The risk associated with liver surgery can be divided into two parts. The first part comprises of the risk due to liver transplantation surgery itself while the other part includes the risk and side effects due to potent medications.
The risk associated with liver transplant surgery: These risks include:
- Bile duct leakage
- Bleeding during surgery
- Blood clotting
- Liver rejection
- Donated liver failure
- Nervous system complications such as seizures
Side effects of medications: Potent anti-rejection medications are administered to the patient to avoid the risk of rejection. These medications have side effects such as:
- Increase serum glucose level
- Thinning of bones
What Is A Rejection Of Liver?
Various cells in the body protect us from external pathogens and other substances. These cells are known as immune cells and form a systematic and organized immune system. These immune cells spare our body cells as they are able to identify them through a specific mechanism. However, these immune cells also identify any foreign cell and start the immune reaction in order to damage those cells.

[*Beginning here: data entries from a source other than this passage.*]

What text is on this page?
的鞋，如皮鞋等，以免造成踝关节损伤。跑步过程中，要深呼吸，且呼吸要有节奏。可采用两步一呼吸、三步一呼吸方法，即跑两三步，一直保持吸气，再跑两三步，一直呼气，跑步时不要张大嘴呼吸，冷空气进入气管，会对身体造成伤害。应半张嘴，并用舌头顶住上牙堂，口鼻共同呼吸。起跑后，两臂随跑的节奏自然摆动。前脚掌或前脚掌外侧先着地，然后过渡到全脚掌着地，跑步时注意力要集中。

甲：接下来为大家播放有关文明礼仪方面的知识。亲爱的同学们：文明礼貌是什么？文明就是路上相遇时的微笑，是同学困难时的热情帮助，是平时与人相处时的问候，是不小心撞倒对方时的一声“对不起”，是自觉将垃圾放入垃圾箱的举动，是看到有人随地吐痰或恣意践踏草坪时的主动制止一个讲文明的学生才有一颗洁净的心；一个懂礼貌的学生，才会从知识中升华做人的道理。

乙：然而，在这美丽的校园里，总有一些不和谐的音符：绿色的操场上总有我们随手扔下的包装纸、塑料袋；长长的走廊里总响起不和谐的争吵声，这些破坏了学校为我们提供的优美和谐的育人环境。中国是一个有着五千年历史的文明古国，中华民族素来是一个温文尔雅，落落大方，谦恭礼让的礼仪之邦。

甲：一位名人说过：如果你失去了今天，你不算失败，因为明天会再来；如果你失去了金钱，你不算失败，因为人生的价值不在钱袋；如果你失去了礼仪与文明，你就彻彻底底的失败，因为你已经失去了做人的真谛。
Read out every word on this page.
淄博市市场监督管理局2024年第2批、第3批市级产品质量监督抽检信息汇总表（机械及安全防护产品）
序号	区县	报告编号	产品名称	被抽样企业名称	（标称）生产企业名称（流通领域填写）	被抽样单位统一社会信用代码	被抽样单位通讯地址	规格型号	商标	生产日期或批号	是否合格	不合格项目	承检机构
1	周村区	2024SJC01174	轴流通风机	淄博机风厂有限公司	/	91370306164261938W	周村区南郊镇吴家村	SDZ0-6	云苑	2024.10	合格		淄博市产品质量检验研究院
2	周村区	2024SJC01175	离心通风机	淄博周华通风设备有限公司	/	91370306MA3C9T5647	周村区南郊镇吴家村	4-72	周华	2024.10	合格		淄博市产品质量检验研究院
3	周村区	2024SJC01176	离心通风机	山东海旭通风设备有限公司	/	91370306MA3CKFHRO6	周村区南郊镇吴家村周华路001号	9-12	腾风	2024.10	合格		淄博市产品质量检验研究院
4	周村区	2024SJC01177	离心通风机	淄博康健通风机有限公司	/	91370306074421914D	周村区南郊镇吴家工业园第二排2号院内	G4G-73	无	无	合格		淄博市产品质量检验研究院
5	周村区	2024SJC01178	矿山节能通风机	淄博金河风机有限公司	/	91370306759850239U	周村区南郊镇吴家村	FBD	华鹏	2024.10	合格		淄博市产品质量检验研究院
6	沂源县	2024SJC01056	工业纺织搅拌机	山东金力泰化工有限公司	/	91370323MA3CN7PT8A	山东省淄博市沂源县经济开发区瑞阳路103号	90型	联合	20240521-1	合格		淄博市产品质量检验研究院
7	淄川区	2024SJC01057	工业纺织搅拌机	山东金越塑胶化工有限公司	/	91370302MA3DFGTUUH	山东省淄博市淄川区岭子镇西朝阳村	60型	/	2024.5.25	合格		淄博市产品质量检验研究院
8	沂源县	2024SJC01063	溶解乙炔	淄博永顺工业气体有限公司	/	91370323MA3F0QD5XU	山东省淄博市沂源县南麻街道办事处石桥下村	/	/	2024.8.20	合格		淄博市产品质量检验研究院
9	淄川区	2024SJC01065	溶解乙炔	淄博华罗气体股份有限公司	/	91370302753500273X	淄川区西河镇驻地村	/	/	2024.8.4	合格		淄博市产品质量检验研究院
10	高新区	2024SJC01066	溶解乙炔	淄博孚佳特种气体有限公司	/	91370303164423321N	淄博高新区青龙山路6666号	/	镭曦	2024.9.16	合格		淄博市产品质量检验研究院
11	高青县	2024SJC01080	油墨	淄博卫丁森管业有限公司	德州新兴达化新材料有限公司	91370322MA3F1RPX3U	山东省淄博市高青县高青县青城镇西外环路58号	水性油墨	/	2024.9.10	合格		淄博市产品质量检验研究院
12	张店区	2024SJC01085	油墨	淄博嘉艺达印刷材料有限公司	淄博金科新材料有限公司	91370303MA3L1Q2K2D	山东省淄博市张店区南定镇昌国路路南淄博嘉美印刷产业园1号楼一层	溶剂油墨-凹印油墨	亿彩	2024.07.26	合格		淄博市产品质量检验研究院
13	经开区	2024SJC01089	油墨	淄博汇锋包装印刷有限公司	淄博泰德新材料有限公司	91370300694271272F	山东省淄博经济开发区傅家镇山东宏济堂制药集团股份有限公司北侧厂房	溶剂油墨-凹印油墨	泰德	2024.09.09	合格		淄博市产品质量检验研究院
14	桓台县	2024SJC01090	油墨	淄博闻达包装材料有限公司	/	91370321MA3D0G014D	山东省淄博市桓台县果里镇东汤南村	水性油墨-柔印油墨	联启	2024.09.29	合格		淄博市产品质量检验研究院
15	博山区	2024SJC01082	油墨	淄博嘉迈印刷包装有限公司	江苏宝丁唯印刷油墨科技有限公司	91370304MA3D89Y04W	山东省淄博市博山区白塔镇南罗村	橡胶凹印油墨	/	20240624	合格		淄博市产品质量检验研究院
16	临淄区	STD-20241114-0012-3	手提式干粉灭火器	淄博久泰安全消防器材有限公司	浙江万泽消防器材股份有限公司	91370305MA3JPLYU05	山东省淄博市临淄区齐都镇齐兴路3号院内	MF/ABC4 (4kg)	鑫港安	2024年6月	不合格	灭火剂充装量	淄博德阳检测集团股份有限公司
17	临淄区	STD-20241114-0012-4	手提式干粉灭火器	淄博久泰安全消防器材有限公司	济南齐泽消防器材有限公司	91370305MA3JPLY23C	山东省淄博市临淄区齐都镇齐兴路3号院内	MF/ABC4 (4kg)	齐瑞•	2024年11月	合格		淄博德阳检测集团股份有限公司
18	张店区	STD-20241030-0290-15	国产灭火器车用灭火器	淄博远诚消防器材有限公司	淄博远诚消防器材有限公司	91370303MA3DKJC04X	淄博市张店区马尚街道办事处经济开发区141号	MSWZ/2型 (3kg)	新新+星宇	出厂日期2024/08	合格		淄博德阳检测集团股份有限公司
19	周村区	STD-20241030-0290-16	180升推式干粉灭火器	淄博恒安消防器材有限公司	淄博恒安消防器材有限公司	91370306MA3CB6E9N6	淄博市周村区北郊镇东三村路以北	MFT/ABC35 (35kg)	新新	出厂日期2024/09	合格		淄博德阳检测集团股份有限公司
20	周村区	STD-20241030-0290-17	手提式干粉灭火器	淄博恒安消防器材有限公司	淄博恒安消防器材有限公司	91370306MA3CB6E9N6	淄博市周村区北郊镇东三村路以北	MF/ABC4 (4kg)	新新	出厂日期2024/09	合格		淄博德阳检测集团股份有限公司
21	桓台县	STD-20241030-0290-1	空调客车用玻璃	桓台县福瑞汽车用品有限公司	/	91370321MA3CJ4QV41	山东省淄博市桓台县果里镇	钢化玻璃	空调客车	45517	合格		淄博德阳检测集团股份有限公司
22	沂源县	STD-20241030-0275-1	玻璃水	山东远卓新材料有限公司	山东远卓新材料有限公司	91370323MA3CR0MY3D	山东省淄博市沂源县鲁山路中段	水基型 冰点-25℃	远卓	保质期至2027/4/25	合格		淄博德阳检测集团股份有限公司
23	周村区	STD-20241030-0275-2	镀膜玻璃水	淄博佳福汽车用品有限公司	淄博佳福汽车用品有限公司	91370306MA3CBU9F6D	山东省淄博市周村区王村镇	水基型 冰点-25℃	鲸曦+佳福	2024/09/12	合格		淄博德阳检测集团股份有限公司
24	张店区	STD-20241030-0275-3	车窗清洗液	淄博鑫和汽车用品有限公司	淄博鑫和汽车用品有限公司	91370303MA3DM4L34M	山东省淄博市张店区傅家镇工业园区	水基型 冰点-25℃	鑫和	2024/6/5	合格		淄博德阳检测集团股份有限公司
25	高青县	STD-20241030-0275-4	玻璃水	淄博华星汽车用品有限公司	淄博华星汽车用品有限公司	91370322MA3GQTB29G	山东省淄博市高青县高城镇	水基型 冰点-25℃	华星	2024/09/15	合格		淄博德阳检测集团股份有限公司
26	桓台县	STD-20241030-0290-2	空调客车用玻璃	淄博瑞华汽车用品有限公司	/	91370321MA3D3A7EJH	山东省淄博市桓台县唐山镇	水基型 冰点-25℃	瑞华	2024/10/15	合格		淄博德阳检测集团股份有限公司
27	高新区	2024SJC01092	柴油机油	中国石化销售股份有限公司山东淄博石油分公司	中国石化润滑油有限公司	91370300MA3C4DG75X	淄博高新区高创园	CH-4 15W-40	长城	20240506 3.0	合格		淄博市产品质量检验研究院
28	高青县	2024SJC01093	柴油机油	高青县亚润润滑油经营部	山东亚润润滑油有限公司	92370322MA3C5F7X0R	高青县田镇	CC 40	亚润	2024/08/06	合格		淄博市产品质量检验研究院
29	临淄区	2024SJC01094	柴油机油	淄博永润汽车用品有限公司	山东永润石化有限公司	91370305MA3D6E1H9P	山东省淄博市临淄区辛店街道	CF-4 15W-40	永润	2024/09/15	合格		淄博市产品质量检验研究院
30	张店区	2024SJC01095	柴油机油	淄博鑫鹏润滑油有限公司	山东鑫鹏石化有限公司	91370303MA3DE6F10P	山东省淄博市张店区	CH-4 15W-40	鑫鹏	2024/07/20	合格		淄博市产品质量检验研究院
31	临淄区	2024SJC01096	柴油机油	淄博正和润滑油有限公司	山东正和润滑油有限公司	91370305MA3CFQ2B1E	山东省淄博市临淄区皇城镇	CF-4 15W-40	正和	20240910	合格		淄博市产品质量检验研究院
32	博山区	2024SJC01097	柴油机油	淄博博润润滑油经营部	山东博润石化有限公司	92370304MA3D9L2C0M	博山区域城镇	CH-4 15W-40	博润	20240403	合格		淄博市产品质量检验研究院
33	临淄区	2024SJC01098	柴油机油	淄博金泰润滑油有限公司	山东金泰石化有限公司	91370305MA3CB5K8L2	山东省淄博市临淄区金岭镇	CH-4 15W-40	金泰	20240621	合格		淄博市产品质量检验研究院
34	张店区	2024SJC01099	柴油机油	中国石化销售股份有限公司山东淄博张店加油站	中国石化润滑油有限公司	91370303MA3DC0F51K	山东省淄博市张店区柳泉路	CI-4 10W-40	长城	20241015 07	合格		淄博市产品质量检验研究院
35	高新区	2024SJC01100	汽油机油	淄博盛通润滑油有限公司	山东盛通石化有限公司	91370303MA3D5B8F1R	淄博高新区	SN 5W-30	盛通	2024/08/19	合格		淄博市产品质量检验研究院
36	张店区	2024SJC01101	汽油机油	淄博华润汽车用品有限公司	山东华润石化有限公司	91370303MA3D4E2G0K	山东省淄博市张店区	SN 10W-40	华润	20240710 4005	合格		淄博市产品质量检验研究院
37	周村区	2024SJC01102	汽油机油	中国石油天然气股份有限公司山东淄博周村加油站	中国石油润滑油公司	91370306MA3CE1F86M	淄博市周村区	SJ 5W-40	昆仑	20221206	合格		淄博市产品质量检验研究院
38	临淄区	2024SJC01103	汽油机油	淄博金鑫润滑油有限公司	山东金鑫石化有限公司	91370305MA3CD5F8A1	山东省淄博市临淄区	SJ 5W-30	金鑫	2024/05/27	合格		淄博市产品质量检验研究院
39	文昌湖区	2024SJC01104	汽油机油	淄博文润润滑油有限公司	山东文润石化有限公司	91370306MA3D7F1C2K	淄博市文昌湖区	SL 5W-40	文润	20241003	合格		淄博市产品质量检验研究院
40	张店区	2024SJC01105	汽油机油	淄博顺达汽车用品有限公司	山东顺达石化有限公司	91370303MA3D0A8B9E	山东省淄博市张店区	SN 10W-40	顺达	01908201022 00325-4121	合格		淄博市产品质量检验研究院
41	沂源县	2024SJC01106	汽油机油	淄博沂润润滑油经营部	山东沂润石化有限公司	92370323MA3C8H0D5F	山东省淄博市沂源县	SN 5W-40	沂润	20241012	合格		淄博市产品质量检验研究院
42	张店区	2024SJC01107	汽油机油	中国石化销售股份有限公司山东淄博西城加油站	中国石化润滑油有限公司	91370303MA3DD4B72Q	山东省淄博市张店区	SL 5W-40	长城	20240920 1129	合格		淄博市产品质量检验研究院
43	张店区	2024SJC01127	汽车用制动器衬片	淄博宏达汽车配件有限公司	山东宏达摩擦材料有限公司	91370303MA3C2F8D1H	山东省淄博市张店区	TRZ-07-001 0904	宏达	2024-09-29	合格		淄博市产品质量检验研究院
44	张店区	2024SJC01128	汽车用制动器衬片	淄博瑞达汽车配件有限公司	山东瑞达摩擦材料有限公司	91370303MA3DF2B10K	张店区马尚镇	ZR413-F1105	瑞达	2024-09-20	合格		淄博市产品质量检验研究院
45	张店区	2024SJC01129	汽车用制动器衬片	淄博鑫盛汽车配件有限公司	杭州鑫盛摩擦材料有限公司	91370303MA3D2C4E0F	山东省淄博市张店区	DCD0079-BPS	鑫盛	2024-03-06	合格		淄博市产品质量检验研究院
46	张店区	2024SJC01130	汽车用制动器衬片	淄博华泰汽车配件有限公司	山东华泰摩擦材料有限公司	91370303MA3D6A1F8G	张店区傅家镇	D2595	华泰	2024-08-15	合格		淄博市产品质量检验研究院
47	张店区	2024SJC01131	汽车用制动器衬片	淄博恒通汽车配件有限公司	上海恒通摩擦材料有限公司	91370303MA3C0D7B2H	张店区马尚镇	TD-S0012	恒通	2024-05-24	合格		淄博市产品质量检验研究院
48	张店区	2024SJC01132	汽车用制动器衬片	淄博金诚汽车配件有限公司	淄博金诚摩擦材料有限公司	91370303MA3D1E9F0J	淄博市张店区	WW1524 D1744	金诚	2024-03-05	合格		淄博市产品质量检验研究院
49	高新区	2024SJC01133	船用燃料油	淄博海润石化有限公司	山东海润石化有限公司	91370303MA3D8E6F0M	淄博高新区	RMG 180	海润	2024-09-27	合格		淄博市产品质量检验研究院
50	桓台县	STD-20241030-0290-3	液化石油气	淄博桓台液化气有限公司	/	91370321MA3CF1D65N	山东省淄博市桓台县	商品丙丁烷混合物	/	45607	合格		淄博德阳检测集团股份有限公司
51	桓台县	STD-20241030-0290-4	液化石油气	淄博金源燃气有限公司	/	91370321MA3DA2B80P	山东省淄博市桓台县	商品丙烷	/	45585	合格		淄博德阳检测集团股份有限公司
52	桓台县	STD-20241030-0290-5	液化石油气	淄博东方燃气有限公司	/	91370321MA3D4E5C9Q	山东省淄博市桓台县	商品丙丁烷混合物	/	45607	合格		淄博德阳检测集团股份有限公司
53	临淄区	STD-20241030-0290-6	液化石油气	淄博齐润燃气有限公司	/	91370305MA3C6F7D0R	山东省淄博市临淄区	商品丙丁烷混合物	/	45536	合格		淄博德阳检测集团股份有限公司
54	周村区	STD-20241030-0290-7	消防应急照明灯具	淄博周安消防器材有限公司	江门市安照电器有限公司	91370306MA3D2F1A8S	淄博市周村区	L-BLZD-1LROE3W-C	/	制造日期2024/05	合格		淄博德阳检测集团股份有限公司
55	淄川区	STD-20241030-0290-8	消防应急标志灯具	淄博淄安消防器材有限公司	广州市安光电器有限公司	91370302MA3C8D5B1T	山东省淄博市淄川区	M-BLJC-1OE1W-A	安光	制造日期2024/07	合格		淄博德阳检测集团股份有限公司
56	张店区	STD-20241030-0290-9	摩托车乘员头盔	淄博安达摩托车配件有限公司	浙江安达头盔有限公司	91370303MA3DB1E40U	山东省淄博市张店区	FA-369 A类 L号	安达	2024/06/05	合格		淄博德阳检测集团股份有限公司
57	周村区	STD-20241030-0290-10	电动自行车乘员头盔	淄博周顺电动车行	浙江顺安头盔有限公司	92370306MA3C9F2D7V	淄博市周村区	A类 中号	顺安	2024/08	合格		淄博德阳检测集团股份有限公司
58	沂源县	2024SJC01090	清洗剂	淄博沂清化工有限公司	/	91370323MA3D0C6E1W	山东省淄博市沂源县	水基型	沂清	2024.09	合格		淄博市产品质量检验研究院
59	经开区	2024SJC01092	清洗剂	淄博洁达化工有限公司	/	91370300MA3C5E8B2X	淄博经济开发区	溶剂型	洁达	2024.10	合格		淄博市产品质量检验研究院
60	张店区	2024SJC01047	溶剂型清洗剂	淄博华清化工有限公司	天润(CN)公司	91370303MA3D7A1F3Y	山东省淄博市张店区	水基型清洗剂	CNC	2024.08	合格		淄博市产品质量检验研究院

The liver which is transplanted is a foreign organ comprising of foreign cells. The immune system of recipient initiates an immune reaction against the transplanted liver. If the liver gets damaged by the immune system, it is known as a rejection of the liver. In order to avoid this rejection, various anti-rejection medications are administered to the patient.
What Is The Success Rate Of Liver Transplant?
With the advancement of technology and new and potent anti-rejection medications, the success rate of a liver transplant is drastically improved in recent years. The survival rate of liver transplant varies from patient to patient and depends upon the other health conditions along with liver failure. Age also plays a major role in liver transplant success.
In a general sense, the immediate rate of success of liver transplant is between 90-95%. For five-year survival is around 75%. This implies that almost 75% of the patients who have undergone liver transplant are able to survive for more than 5 years.
It is also to be noted that patients getting the liver from a live donor have more chances of survival as compared to a patient who gets a liver from a deceased donor.